Mean Absolute Error:  0.7362521512772694
Mean Squared Error:  0.9684825097223093
Root Mean Squared Error:  0.9841150896731079


In [25]:
# Looks like Random Forest is still the better model

# K Fold Cross-Validation

In [26]:
# Using K Fold Cross-Validation on the SVM example above

from sklearn.model_selection import cross_val_score

print(cross_val_score(regressor,X,y,cv=5,scoring="neg_mean_absolute_error"))

[-0.66386205 -0.57007269 -0.63598762 -0.96960743 -0.87391702]

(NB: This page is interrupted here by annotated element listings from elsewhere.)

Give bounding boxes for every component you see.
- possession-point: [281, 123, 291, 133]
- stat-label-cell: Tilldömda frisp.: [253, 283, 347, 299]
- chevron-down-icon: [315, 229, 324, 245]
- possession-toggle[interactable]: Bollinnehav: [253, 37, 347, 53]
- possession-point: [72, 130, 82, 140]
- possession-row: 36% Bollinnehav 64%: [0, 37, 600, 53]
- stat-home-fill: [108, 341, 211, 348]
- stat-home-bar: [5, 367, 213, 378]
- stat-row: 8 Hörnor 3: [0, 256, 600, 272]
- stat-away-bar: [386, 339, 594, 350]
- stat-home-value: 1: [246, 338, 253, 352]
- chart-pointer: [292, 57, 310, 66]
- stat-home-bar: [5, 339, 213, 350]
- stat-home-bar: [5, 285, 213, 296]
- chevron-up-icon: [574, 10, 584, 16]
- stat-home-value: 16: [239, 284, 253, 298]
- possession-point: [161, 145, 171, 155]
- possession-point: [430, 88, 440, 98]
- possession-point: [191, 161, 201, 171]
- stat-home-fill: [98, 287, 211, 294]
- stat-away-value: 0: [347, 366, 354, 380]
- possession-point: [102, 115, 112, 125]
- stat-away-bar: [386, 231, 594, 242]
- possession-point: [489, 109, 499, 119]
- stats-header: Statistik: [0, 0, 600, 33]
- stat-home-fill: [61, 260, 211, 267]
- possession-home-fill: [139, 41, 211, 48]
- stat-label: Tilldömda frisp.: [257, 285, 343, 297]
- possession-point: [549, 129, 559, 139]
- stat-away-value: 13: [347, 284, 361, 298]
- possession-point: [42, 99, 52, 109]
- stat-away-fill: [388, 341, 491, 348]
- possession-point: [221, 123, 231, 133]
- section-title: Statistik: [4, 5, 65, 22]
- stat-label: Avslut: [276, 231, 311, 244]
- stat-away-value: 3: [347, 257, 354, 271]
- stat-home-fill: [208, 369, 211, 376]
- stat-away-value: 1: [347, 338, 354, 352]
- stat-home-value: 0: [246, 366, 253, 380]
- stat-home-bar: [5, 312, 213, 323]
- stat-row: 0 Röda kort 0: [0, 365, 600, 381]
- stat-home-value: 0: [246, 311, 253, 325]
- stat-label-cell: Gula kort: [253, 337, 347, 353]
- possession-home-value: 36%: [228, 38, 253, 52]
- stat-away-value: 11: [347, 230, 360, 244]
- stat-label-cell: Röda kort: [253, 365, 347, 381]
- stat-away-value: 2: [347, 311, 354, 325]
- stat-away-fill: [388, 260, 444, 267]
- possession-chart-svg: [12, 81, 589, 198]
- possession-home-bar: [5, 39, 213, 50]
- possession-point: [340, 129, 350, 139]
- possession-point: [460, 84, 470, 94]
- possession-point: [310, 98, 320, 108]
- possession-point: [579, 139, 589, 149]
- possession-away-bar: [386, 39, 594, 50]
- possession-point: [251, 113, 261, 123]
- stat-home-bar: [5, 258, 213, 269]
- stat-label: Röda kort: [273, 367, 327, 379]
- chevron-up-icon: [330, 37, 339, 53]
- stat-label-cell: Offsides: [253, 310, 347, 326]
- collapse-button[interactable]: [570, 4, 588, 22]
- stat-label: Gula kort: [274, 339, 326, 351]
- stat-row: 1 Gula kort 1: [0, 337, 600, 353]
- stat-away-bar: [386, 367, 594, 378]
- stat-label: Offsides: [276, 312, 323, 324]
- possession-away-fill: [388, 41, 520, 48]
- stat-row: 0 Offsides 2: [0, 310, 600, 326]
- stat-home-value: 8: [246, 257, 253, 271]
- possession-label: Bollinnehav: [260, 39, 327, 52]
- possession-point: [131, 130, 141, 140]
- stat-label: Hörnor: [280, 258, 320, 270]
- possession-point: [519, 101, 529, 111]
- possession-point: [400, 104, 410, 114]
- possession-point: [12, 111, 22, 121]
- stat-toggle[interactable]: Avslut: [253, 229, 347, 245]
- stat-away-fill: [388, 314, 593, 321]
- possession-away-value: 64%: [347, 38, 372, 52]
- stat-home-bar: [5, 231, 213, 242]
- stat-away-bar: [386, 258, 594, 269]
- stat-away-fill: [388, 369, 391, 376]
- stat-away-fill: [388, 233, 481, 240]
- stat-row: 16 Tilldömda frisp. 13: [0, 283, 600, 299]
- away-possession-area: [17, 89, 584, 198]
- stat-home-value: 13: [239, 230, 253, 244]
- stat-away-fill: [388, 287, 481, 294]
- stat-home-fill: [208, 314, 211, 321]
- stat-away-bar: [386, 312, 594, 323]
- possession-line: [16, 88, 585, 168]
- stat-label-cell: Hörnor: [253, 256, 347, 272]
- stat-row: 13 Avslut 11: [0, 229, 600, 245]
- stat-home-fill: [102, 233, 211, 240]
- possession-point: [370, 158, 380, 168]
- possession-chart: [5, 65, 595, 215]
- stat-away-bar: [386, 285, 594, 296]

# Making a Prediction on a Single Record

In [27]:
# Picking the 100th record from our dataset to make a prediction on
tips_df.loc[100]

total_bill     11.35
tip              2.5
sex           Female
smoker           Yes
day              Fri
time          Dinner
size               2
Name: 100, dtype: object

In [29]:
# Trying to predict the value of the tip of the 100th record using the random forest regressor

rf_reg = RandomForestRegressor(random_state=42,n_estimators=500)
regressor = rf_reg.fit(X_train,y_train)

single_record = sc.transform(X.values[100].reshape(1,-1))
predicted_tip = regressor.predict(single_record)
print(predicted_tip)

[2.26622]


In [None]:
# The actual value is 2.5 so the predicted value was pretty close.